The stock (Ticker: LOW) rose 2.6% in pre-market trading to $223.30 shortly after the earnings announcement. Shares are up 9.2 percent this year through Monday’s close.
The company reported earnings per share of $4.56 for the quarter, beating FactSet’s forecast of $4.47. Revenue of $25 billion was in line with analyst estimates.
Comparable store sales fell 1.6% for the period, less than the 2.6% decline expected by analysts polled by FactSet. The company said a “strong rebound in the spring” and growth in online sales offset the lumber contraction and lower discretionary demand in “handicrafts”.
“Lowe’s results were slightly better than published expectations, perhaps in line with how the market positioned,” DA Davidson analyst Michael Baker wrote in a note on Tuesday. Baker has a Buy rating on Lowe’s stock with a price target of $237.
Lowe’s sees comparable-store sales falling 2% to 4% for the full year, with earnings per share of $13.20 to $13.60, and revenue of $87 billion to $89 billion. That’s very much in line with Wall Street, which expects a profit of $13.33 a share on sales of $88 billion.
“Our ability to reduce expenses while improving customer service is the result of excellent execution by our team, and we remain confident in the mid- to long-term outlook for the home improvement industry,” CEO Marvin Ellison said in a company statement.
Lowe’s results suggest that the challenges facing the home improvement sector may abate in the second half of the year, wrote Max Rakhlenko, an analyst at TD Cowen, who has a Market Performance rating for the stock with a $225 price target.

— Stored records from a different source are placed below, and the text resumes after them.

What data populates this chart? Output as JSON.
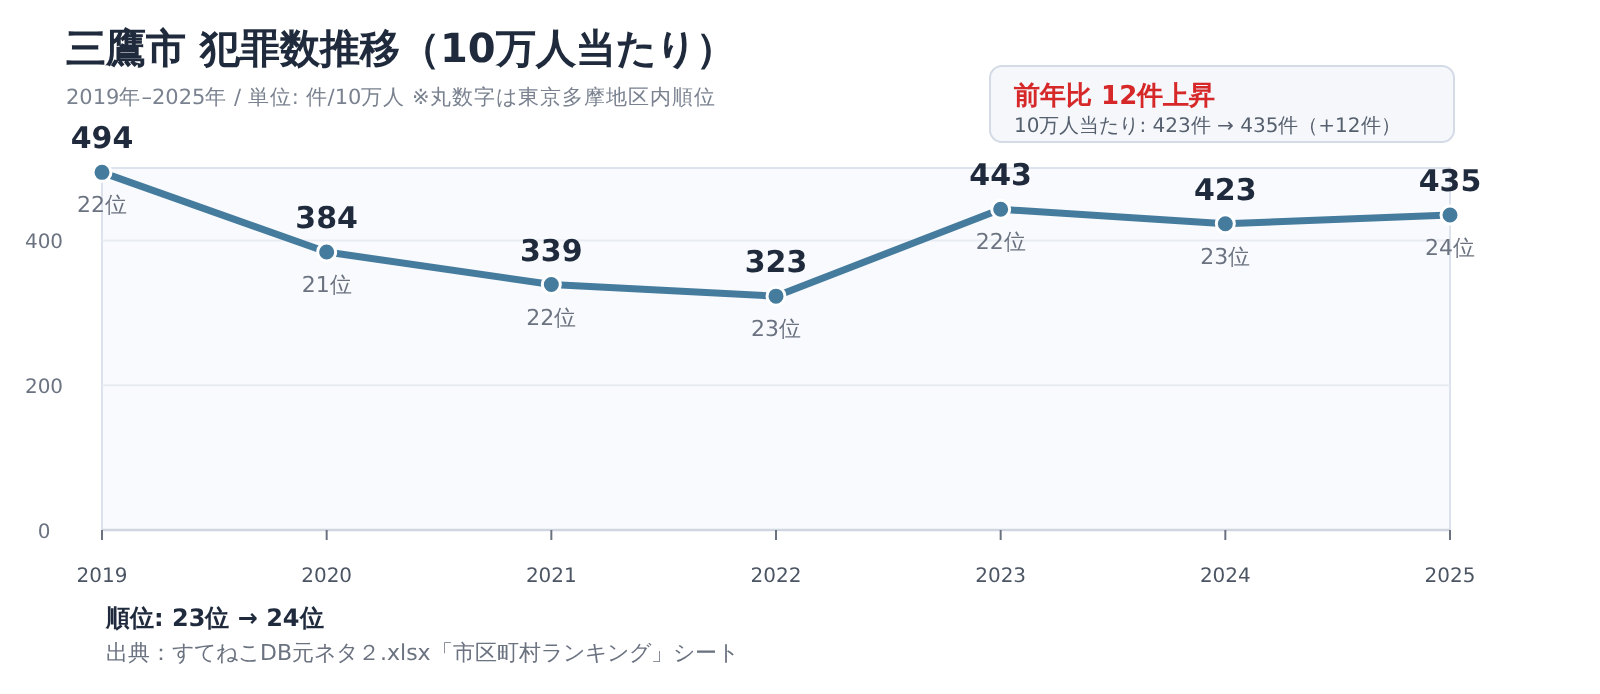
{
  "chart_data": {
    "type": "line",
    "title": "三鷹市  犯罪数推移（10万人当たり）",
    "subtitle": "2019年–2025年 / 単位: 件/10万人     ※丸数字は東京多摩地区内順位",
    "categories": [
      "2019",
      "2020",
      "2021",
      "2022",
      "2023",
      "2024",
      "2025"
    ],
    "series": [
      {
        "color": "#457b9d",
        "values": [
          494,
          384,
          339,
          323,
          443,
          423,
          435
        ]
      }
    ],
    "ylim": [
      0,
      500
    ],
    "yticks": [
      0,
      200,
      400
    ],
    "grid": "y",
    "marker": "circle",
    "line_style": "solid",
    "data_labels": true,
    "annotations": [
      "前年比  12件上昇",
      "10万人当たり: 423件 → 435件（+12件）",
      "順位: 23位 → 24位",
      "出典：すてねこDB元ネタ２.xlsx「市区町村ランキング」シート",
      {
        "text": "22位",
        "x": "2019",
        "y": 494
      },
      {
        "text": "21位",
        "x": "2020",
        "y": 384
      },
      {
        "text": "22位",
        "x": "2021",
        "y": 339
      },
      {
        "text": "23位",
        "x": "2022",
        "y": 323
      },
      {
        "text": "22位",
        "x": "2023",
        "y": 443
      },
      {
        "text": "23位",
        "x": "2024",
        "y": 423
      },
      {
        "text": "24位",
        "x": "2025",
        "y": 435
      }
    ]
  }
}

Better weather and lower lumber prices should be favorable for the company, Rakhlenko writes, adding that he expects “strong demand” for smaller renovation projects. However, it’s still watching a steady slowdown in the discretionary big-ticket categories — which is competitive
(HD) I warned him as well.
“While there has been strength in categories associated with smaller projects, we have seen continued pressure in some of the big-ticket discretionary categories,” Home Depot CEO Ted Decker said in a company statement last week. Home Depot beat earnings expectations and reiterated its financial forecast for the fiscal year, resulting in a series of increases to targets for the share price.

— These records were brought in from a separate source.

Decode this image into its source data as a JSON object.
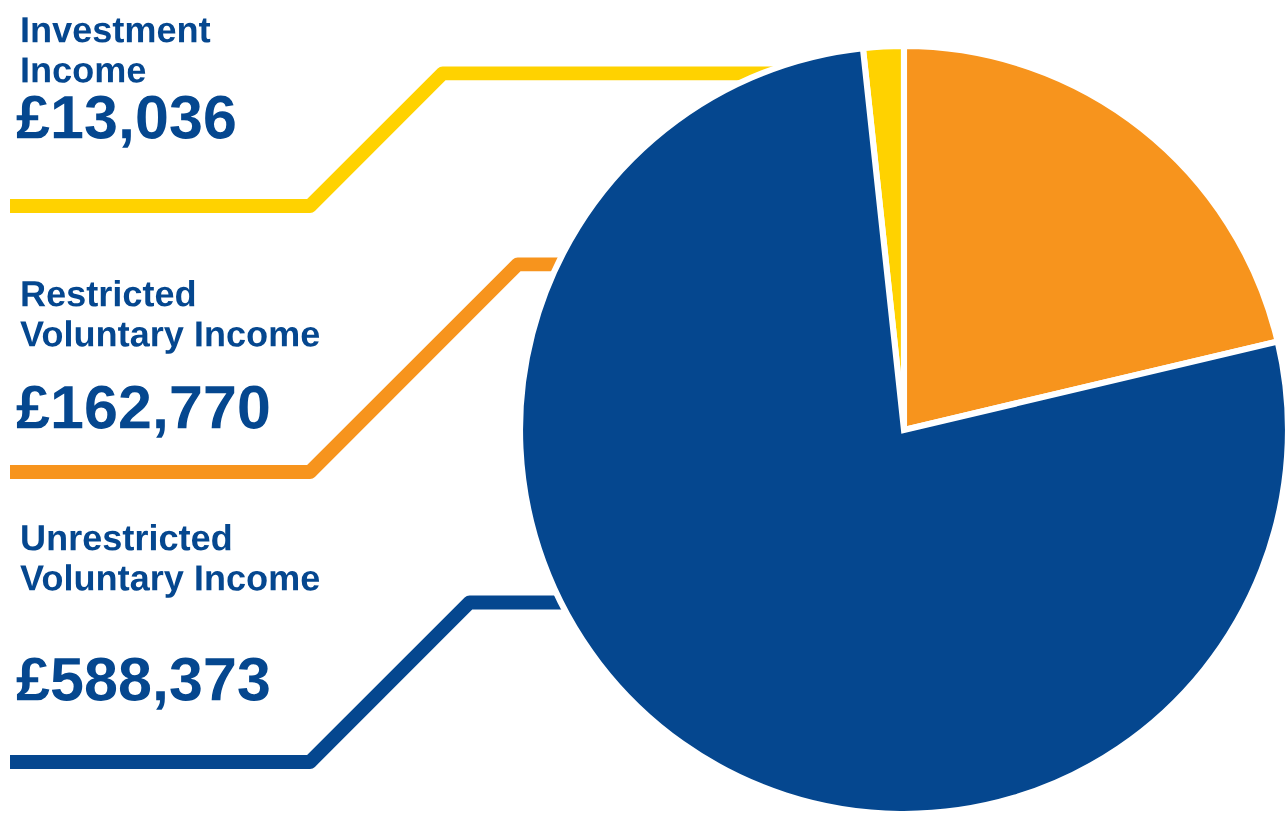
{
  "chart_data": {
    "type": "pie",
    "categories": [
      "Investment\nIncome",
      "Restricted\nVoluntary Income",
      "Unrestricted\nVoluntary Income"
    ],
    "values": [
      13036,
      162770,
      588373
    ],
    "value_labels": [
      "£13,036",
      "£162,770",
      "£588,373"
    ],
    "colors": [
      "#ffd200",
      "#f7941d",
      "#05478f"
    ],
    "legend": false
  }
}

The home improvement sector has been pressured by a lack of activity in the housing market. High mortgage rates alienate potential buyers, and they cut off from the renovation projects that often happen after buying a home. Dealing with inflation and an unseasonably cold spring, even interest in DIY projects has waned.

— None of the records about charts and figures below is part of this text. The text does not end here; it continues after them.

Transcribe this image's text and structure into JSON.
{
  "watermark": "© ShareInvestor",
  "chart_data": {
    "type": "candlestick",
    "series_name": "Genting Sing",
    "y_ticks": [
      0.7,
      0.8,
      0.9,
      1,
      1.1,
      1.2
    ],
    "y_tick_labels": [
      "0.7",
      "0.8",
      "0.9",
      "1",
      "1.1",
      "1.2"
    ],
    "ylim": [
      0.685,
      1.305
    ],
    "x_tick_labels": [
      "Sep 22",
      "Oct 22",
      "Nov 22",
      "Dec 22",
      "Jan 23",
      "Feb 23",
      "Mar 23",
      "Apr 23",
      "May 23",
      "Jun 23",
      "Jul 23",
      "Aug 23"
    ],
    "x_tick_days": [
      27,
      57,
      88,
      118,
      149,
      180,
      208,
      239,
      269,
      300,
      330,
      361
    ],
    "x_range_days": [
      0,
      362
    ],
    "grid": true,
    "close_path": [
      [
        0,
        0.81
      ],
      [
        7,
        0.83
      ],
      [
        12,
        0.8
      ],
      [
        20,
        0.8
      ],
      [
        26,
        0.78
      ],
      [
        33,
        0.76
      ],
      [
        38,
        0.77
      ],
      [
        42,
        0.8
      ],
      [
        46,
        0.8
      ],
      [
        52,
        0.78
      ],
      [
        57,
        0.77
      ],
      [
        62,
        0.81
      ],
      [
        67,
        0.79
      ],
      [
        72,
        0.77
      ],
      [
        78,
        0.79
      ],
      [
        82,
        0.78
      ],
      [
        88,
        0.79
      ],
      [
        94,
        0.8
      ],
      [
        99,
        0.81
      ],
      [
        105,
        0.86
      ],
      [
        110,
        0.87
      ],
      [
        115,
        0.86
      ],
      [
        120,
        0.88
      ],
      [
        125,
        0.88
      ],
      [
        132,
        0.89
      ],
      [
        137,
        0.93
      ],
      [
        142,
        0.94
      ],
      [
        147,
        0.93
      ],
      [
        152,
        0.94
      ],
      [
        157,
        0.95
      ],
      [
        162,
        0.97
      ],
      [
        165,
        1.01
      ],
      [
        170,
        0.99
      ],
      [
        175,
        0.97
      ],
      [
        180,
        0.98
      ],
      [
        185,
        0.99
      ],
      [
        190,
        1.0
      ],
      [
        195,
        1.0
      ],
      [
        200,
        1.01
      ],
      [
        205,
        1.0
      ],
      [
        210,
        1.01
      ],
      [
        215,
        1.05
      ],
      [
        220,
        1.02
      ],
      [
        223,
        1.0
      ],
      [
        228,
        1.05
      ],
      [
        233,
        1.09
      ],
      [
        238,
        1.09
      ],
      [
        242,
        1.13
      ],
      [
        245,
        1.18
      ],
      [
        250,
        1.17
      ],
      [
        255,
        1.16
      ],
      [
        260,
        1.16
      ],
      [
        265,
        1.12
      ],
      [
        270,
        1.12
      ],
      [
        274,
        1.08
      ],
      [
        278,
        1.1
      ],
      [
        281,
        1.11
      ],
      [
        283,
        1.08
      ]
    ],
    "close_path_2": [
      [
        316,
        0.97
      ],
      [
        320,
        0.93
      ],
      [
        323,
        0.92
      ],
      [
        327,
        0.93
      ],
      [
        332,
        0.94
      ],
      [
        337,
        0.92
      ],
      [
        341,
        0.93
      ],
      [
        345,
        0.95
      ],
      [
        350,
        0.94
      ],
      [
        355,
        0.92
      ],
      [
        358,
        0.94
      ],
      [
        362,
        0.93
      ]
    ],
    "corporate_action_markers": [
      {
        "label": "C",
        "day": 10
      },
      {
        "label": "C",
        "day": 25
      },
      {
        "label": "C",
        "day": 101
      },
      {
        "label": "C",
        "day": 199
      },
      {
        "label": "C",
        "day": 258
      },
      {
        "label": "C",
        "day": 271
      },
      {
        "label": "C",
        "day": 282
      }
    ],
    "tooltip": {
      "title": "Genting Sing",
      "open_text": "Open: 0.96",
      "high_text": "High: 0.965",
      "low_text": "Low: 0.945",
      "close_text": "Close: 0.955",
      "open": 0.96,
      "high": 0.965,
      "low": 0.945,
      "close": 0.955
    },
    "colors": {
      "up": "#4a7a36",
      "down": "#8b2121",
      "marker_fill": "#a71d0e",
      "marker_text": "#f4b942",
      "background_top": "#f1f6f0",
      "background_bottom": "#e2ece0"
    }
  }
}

Among the largest home improvement retailers, Home Depot did a little better, thanks to its greater exposure to professional builders. But Lowe’s has been establishing its own business serving contractors, as well as expanding its customer base to new demographics, including rural communities—and those investments are starting to pay off. In 2019, Pro sales accounted for 19% of annual sales, compared to about the current 25%.
Louise scheduled a call with investors on Tuesday at 9 a.m. ET. Analysts will be looking for more commentary on consumer spending, including demand for discretionary purchases, as well as updates on its Pro business and its rural transformation, Rakhlenko wrote.